A recent state report on the PUC described an agency overly dependent on industry (called “market participants") when it comes to making “strategic decisions that affect the entire state.”
“The market participants have private interests to protect, which may be at odds with the broader public interest in providing reliable electricity to all Texans,” the report asserts.
The same report also found the PUC lacking when it comes to public communications, public access and transparency. State lawmakers are crafting a plan that addresses some, though not all, of the findings.
In Austin, even some of those who recognize weaknesses in the city’s preparation for and response to the big ice storm say they would prefer to keep oversight of the public utility local.
“Only big moneyed interests that can hire the lawyers to be involved at the [Public Utility Commission] would be likely to get involved. Not normal, everyday people,” Cyrus Reed, with the Lone Star Chapter of the Sierra Club, said in testimony at the Legislature against Hancock's bill.

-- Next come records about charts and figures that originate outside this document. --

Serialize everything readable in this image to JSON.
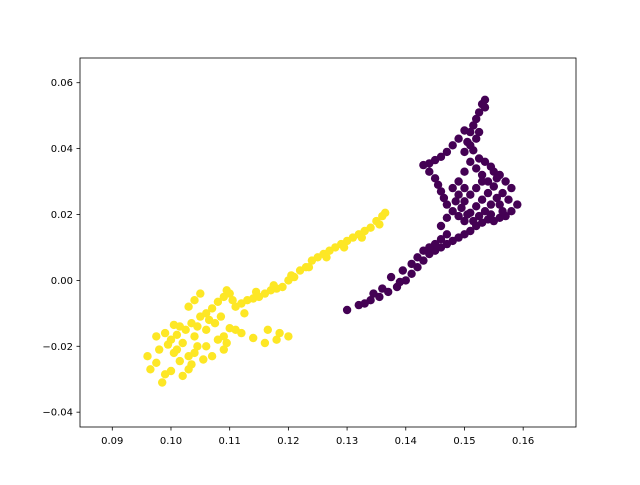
{
  "chart_data": {
    "type": "scatter",
    "title": "",
    "xlabel": "",
    "ylabel": "",
    "xlim": [
      0.0845,
      0.169
    ],
    "ylim": [
      -0.0445,
      0.0675
    ],
    "xticks": [
      0.09,
      0.1,
      0.11,
      0.12,
      0.13,
      0.14,
      0.15,
      0.16
    ],
    "xtick_labels": [
      "0.09",
      "0.10",
      "0.11",
      "0.12",
      "0.13",
      "0.14",
      "0.15",
      "0.16"
    ],
    "yticks": [
      -0.04,
      -0.02,
      0.0,
      0.02,
      0.04,
      0.06
    ],
    "ytick_labels": [
      "−0.04",
      "−0.02",
      "0.00",
      "0.02",
      "0.04",
      "0.06"
    ],
    "grid": false,
    "legend": "none",
    "series": [
      {
        "color": "#fde725",
        "points": [
          [
            0.096,
            -0.023
          ],
          [
            0.0975,
            -0.025
          ],
          [
            0.0965,
            -0.027
          ],
          [
            0.0985,
            -0.031
          ],
          [
            0.099,
            -0.0285
          ],
          [
            0.098,
            -0.021
          ],
          [
            0.0995,
            -0.0195
          ],
          [
            0.1,
            -0.018
          ],
          [
            0.101,
            -0.0165
          ],
          [
            0.1005,
            -0.022
          ],
          [
            0.1015,
            -0.0245
          ],
          [
            0.1,
            -0.0275
          ],
          [
            0.102,
            -0.029
          ],
          [
            0.103,
            -0.027
          ],
          [
            0.1025,
            -0.015
          ],
          [
            0.1035,
            -0.013
          ],
          [
            0.1045,
            -0.014
          ],
          [
            0.105,
            -0.011
          ],
          [
            0.106,
            -0.01
          ],
          [
            0.107,
            -0.0085
          ],
          [
            0.108,
            -0.0065
          ],
          [
            0.109,
            -0.005
          ],
          [
            0.11,
            -0.004
          ],
          [
            0.1095,
            -0.003
          ],
          [
            0.1105,
            -0.006
          ],
          [
            0.111,
            -0.008
          ],
          [
            0.112,
            -0.007
          ],
          [
            0.113,
            -0.006
          ],
          [
            0.114,
            -0.0055
          ],
          [
            0.115,
            -0.005
          ],
          [
            0.116,
            -0.004
          ],
          [
            0.117,
            -0.003
          ],
          [
            0.118,
            -0.0025
          ],
          [
            0.119,
            -0.002
          ],
          [
            0.12,
            0.0
          ],
          [
            0.121,
            0.001
          ],
          [
            0.122,
            0.003
          ],
          [
            0.123,
            0.004
          ],
          [
            0.124,
            0.006
          ],
          [
            0.125,
            0.007
          ],
          [
            0.126,
            0.008
          ],
          [
            0.127,
            0.009
          ],
          [
            0.128,
            0.01
          ],
          [
            0.129,
            0.011
          ],
          [
            0.13,
            0.012
          ],
          [
            0.131,
            0.013
          ],
          [
            0.132,
            0.014
          ],
          [
            0.133,
            0.015
          ],
          [
            0.134,
            0.016
          ],
          [
            0.135,
            0.018
          ],
          [
            0.136,
            0.0195
          ],
          [
            0.1365,
            0.0205
          ],
          [
            0.1355,
            0.017
          ],
          [
            0.1325,
            0.013
          ],
          [
            0.1295,
            0.01
          ],
          [
            0.1265,
            0.007
          ],
          [
            0.1235,
            0.004
          ],
          [
            0.1205,
            0.0015
          ],
          [
            0.1175,
            -0.0015
          ],
          [
            0.1145,
            -0.0035
          ],
          [
            0.1125,
            -0.01
          ],
          [
            0.11,
            -0.0145
          ],
          [
            0.112,
            -0.016
          ],
          [
            0.114,
            -0.0175
          ],
          [
            0.116,
            -0.019
          ],
          [
            0.118,
            -0.018
          ],
          [
            0.12,
            -0.017
          ],
          [
            0.1185,
            -0.016
          ],
          [
            0.1165,
            -0.015
          ],
          [
            0.111,
            -0.015
          ],
          [
            0.108,
            -0.018
          ],
          [
            0.106,
            -0.02
          ],
          [
            0.104,
            -0.022
          ],
          [
            0.1055,
            -0.024
          ],
          [
            0.107,
            -0.023
          ],
          [
            0.109,
            -0.021
          ],
          [
            0.1035,
            -0.0255
          ],
          [
            0.101,
            -0.021
          ],
          [
            0.102,
            -0.019
          ],
          [
            0.104,
            -0.017
          ],
          [
            0.106,
            -0.015
          ],
          [
            0.1075,
            -0.013
          ],
          [
            0.1065,
            -0.012
          ],
          [
            0.1085,
            -0.011
          ],
          [
            0.1045,
            -0.02
          ],
          [
            0.1015,
            -0.014
          ],
          [
            0.105,
            -0.004
          ],
          [
            0.103,
            -0.008
          ],
          [
            0.104,
            -0.006
          ],
          [
            0.0975,
            -0.017
          ],
          [
            0.099,
            -0.016
          ],
          [
            0.1005,
            -0.0135
          ],
          [
            0.103,
            -0.023
          ],
          [
            0.109,
            -0.017
          ],
          [
            0.1095,
            -0.019
          ]
        ]
      },
      {
        "color": "#440154",
        "points": [
          [
            0.13,
            -0.009
          ],
          [
            0.132,
            -0.0075
          ],
          [
            0.134,
            -0.006
          ],
          [
            0.1355,
            -0.005
          ],
          [
            0.137,
            -0.0035
          ],
          [
            0.1385,
            -0.002
          ],
          [
            0.14,
            0.0
          ],
          [
            0.141,
            0.002
          ],
          [
            0.142,
            0.004
          ],
          [
            0.143,
            0.006
          ],
          [
            0.144,
            0.008
          ],
          [
            0.145,
            0.009
          ],
          [
            0.146,
            0.01
          ],
          [
            0.147,
            0.011
          ],
          [
            0.148,
            0.012
          ],
          [
            0.149,
            0.013
          ],
          [
            0.15,
            0.014
          ],
          [
            0.151,
            0.015
          ],
          [
            0.152,
            0.0165
          ],
          [
            0.153,
            0.0175
          ],
          [
            0.154,
            0.0185
          ],
          [
            0.155,
            0.018
          ],
          [
            0.156,
            0.019
          ],
          [
            0.157,
            0.0195
          ],
          [
            0.158,
            0.021
          ],
          [
            0.159,
            0.023
          ],
          [
            0.1575,
            0.0245
          ],
          [
            0.1565,
            0.0265
          ],
          [
            0.158,
            0.028
          ],
          [
            0.157,
            0.03
          ],
          [
            0.156,
            0.032
          ],
          [
            0.155,
            0.033
          ],
          [
            0.1545,
            0.0345
          ],
          [
            0.1535,
            0.036
          ],
          [
            0.1525,
            0.037
          ],
          [
            0.1515,
            0.0395
          ],
          [
            0.1505,
            0.042
          ],
          [
            0.151,
            0.045
          ],
          [
            0.1515,
            0.047
          ],
          [
            0.152,
            0.049
          ],
          [
            0.1525,
            0.051
          ],
          [
            0.153,
            0.0535
          ],
          [
            0.1535,
            0.0548
          ],
          [
            0.15,
            0.0455
          ],
          [
            0.149,
            0.043
          ],
          [
            0.148,
            0.041
          ],
          [
            0.147,
            0.039
          ],
          [
            0.146,
            0.0375
          ],
          [
            0.145,
            0.0365
          ],
          [
            0.144,
            0.0355
          ],
          [
            0.143,
            0.035
          ],
          [
            0.144,
            0.033
          ],
          [
            0.145,
            0.031
          ],
          [
            0.1455,
            0.029
          ],
          [
            0.146,
            0.027
          ],
          [
            0.1465,
            0.025
          ],
          [
            0.147,
            0.023
          ],
          [
            0.148,
            0.021
          ],
          [
            0.149,
            0.0195
          ],
          [
            0.15,
            0.018
          ],
          [
            0.151,
            0.0205
          ],
          [
            0.152,
            0.0225
          ],
          [
            0.153,
            0.0245
          ],
          [
            0.154,
            0.0265
          ],
          [
            0.155,
            0.0285
          ],
          [
            0.154,
            0.03
          ],
          [
            0.153,
            0.032
          ],
          [
            0.152,
            0.034
          ],
          [
            0.151,
            0.036
          ],
          [
            0.15,
            0.033
          ],
          [
            0.149,
            0.03
          ],
          [
            0.148,
            0.028
          ],
          [
            0.149,
            0.026
          ],
          [
            0.15,
            0.024
          ],
          [
            0.151,
            0.026
          ],
          [
            0.152,
            0.028
          ],
          [
            0.153,
            0.03
          ],
          [
            0.15,
            0.028
          ],
          [
            0.1485,
            0.024
          ],
          [
            0.1495,
            0.022
          ],
          [
            0.1505,
            0.02
          ],
          [
            0.1515,
            0.018
          ],
          [
            0.1525,
            0.0195
          ],
          [
            0.1535,
            0.021
          ],
          [
            0.1545,
            0.023
          ],
          [
            0.1555,
            0.025
          ],
          [
            0.156,
            0.023
          ],
          [
            0.1565,
            0.021
          ],
          [
            0.1545,
            0.02
          ],
          [
            0.1555,
            0.031
          ],
          [
            0.147,
            0.014
          ],
          [
            0.146,
            0.0125
          ],
          [
            0.145,
            0.011
          ],
          [
            0.144,
            0.01
          ],
          [
            0.143,
            0.009
          ],
          [
            0.142,
            0.007
          ],
          [
            0.141,
            0.005
          ],
          [
            0.1395,
            0.003
          ],
          [
            0.1375,
            0.001
          ],
          [
            0.136,
            -0.0025
          ],
          [
            0.1345,
            -0.004
          ],
          [
            0.133,
            -0.007
          ],
          [
            0.139,
            -0.0005
          ],
          [
            0.146,
            0.0165
          ],
          [
            0.147,
            0.019
          ],
          [
            0.15,
            0.039
          ],
          [
            0.151,
            0.041
          ],
          [
            0.152,
            0.043
          ],
          [
            0.1525,
            0.045
          ],
          [
            0.1535,
            0.0525
          ]
        ]
      }
    ]
  }
}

Reed serves on Austin’s Electric Utility Oversight Board and is a frequent critic of Austin Energy policies.
The cost
In the end, much of the debate over the future of Austin Energy comes down to how much trust people have in the Texas energy market.
“I think the competitive market generally brings more accountability and transparency,” Troxclair said.

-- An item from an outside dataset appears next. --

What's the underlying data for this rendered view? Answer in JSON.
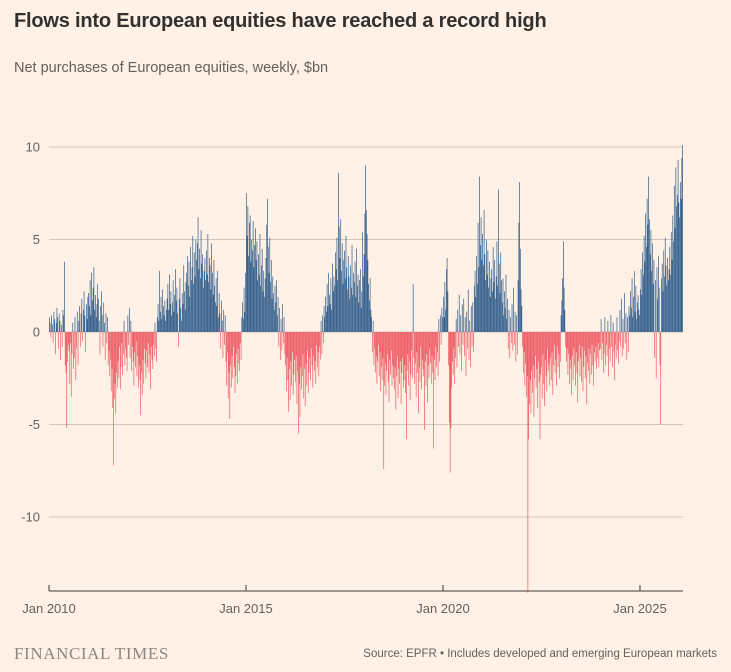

Opponents disagree. And they warn that opening Austin up to retail competition would almost certainly bring higher bills.
Austin Energy recently raised its electric rates. But the utility says its customers still pay, on average, 17 to 34% less per kilowatt hour of energy than customers in parts of Texas with retail electric deregulation.
"I think what would happen is that the amount that Austin citizens paid for their electricity would slowly move up to equilibrate with the rest of the market" if Austin lost its public utility, Rábago said.
He said another way Austin Energy customers save is by simply using less energy, thanks to energy-efficiency programs, incentives and rebates. These programs are not as prevalent in the Texas competitive retail market, which thrives on selling more energy to more people.
Austin Energy “has leveraged an investment in energy efficiency,” Rábago said. “That sticks out like a sore thumb to the guys who want to pass tens of billions of dollars in excess cost to Texas consumers.”